I wonder why the Itanium ABI designed a two-phase unwind process. The documentation says it allows other languages to support resumptive exception handling. Here Christian provided an example of what resumptive exception handling could look like. It’s not a feature that C++ supports. It sounds like a cool feature. Maybe one day it will be added to C++, as if the language is not complicated enough.

It’s also interesting that libunwind itself actually doesn’t terminate the program. It just returns _URC_END_OF_STACKand lets libc++abi call std::terminate.

__cxa_* C++ APIs

libc++abi is LLVM’s implementation (libsupc++ within libstdc++ from GCC serves similar functionality) of the C++ ABI as part of the Itanium ABI. The C++ ABI covers a range of things e.g. the layout of exception objects, control transfer, etc. But we will just focus on the APIs. C++ ABI functions all start with __cxa_ prefix. If you remember from our assembly dump from the first post, we have seen a few of them already — __cxa_allocate_exception, ` cxa_throw, cxa_begin_catch and cxa_end_catch. C++ ABI is built on top of the base unwind APIs. E.g. cxa_throw calls _Unwind_RaiseException`.

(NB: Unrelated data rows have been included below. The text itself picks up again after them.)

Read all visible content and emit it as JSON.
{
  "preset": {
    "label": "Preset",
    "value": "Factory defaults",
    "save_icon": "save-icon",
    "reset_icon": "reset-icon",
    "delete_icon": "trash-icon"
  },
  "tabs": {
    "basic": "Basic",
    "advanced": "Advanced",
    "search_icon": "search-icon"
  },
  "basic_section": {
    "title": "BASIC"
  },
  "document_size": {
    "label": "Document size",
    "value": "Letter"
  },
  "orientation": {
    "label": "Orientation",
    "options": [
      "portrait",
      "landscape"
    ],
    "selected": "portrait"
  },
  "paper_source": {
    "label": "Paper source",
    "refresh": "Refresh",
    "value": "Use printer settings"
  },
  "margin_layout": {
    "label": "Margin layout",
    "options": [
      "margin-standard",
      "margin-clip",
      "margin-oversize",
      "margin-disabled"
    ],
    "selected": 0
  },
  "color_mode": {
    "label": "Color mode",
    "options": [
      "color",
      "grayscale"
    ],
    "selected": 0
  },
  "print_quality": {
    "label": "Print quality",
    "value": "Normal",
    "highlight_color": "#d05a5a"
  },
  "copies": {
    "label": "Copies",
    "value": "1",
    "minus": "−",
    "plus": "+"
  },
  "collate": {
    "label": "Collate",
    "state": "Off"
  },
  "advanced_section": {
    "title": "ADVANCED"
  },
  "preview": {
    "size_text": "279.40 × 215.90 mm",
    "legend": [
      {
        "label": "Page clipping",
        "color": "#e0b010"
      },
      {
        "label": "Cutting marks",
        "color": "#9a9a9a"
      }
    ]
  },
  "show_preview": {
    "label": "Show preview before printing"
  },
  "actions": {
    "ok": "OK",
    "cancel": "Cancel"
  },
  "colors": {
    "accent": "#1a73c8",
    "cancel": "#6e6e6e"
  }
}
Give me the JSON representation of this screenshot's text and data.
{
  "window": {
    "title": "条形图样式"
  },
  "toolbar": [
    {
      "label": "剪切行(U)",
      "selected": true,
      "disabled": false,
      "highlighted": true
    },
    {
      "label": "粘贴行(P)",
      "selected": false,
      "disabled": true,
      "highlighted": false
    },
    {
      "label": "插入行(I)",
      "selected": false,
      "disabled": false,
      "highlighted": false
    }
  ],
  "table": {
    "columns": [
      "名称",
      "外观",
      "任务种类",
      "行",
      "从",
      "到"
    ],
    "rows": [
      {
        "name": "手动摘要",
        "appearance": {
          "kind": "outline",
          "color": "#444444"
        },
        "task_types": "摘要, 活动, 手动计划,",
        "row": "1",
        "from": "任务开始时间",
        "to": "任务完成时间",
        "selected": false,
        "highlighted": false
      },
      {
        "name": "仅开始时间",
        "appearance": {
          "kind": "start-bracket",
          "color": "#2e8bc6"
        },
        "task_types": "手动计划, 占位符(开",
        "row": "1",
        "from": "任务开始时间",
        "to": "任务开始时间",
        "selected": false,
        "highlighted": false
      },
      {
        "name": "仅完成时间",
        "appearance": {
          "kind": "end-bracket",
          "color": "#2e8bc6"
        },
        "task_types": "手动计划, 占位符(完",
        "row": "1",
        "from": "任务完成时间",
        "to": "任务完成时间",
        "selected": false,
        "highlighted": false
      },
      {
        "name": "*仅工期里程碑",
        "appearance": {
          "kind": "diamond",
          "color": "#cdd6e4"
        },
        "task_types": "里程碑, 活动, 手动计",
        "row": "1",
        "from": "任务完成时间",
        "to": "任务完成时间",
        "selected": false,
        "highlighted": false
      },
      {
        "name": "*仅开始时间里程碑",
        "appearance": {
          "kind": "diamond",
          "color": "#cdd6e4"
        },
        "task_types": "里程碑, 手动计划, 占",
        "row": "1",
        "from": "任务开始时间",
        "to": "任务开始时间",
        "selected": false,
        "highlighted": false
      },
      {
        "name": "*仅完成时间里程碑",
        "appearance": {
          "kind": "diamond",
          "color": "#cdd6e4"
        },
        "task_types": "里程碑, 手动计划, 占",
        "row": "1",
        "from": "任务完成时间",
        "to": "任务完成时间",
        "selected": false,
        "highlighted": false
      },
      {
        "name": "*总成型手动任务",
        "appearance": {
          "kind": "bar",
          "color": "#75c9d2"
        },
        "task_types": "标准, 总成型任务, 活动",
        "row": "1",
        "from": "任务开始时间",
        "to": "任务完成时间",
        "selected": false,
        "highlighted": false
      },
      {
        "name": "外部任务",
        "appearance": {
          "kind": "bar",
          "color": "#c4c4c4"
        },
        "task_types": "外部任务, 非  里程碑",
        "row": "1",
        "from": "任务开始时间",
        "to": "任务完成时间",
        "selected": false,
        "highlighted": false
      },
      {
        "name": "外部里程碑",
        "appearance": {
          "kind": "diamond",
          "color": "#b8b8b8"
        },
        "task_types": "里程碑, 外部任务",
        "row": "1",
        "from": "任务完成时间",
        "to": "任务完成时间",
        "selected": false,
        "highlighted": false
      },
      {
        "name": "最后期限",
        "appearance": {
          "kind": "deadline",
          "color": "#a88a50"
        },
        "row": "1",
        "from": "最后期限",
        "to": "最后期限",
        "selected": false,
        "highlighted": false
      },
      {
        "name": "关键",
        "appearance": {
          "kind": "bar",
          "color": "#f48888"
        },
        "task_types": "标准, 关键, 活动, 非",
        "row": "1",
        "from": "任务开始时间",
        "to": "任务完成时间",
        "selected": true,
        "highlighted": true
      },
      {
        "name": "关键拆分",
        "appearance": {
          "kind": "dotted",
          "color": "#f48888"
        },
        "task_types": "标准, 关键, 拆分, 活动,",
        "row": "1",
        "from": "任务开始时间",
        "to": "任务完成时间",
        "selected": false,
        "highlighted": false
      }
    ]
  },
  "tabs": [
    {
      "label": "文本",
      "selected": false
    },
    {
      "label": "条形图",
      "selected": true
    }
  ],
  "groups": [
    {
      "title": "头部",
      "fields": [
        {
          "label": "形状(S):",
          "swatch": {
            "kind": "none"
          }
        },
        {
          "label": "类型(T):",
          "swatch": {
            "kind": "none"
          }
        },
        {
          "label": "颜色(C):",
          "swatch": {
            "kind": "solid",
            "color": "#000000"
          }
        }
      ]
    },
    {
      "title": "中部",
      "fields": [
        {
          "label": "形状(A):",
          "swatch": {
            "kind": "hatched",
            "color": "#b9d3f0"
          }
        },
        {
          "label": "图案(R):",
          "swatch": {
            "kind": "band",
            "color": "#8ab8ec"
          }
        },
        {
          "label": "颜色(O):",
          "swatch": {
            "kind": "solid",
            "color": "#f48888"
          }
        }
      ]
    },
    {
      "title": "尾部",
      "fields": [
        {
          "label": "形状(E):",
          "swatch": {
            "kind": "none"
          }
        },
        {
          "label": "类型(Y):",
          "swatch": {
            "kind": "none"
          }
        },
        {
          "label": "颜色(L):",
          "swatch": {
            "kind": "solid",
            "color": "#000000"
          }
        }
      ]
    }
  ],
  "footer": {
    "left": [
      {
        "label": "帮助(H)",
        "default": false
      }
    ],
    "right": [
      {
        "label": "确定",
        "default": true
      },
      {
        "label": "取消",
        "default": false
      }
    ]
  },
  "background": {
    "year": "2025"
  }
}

It’s interesting that libc++abi has APIs such as __cxa_new_handler, that is not present in libstdc++. I found anemail from Apple explaining why it’s added. First of all, libc++abi is introduced so that libraries built with libc++ and libstdc++ can interoperate. But there’s a problem when it comes to std::set_new_handler (and a few others), where it assumes there exists a global handle. Now if a library compiled with libstdc++ calls std::set_new_handler to function A, another library compiled with libc++ calls std::set_new_handler to function B, and these two libraries are linked together. There’s no contract about how they can consolidate the conflict. One solution is to factor out the actual implementation of std::set_new_handler and link the implementation with the two libraries only once, which is essentially what Apple proposed and implemented in libc++abi.

Throwing an exception

Now we can get back to the original code where an exception is thrown.

func(bool): # @func(bool)
        ...
        test byte ptr [rbp - 1], 1
        je .LBB0_3
        mov edi, 4
        call __cxa_allocate_exception
        mov rdi, rax
        mov dword ptr [rdi], 1
        mov esi, offset typeinfo for int
        xor eax, eax
        mov edx, eax
        call __cxa_throw

It calls ` cxa_allocate_exception to get a 4-byte-sized exception object. It then initializes the higher 4 bytes of the exception object with 1, and the lower 4 bytes with typeinfo representing int – we need the typeinfo when it comes to checking if an exception can be caught by a handler or not. This is why C++ exceptions need to be copy/move constructable. When you do throw ex;, ex is _always_ moved/copied to this another exception object that's allocated by cxa_allocate_exception` first. For most exceptions, chances are it’s doing a copy.

Then it calls __cxa_throw with rdi (first function argument) set to be the initialized exception object. This kick-starts the two-phase unwind process we described earlier. It has to walk the stack at runtime, because it’s dynamic, which is slow. Because frame pointer by default is omitted, libunwind depends on information in DWARF (if you are on Linux) to unwind the stack, which means more page misses and an even slower unwind process.

So when people say “C++ exceptions are slow”, what they really meant is that throwing an exception in C++ is slow.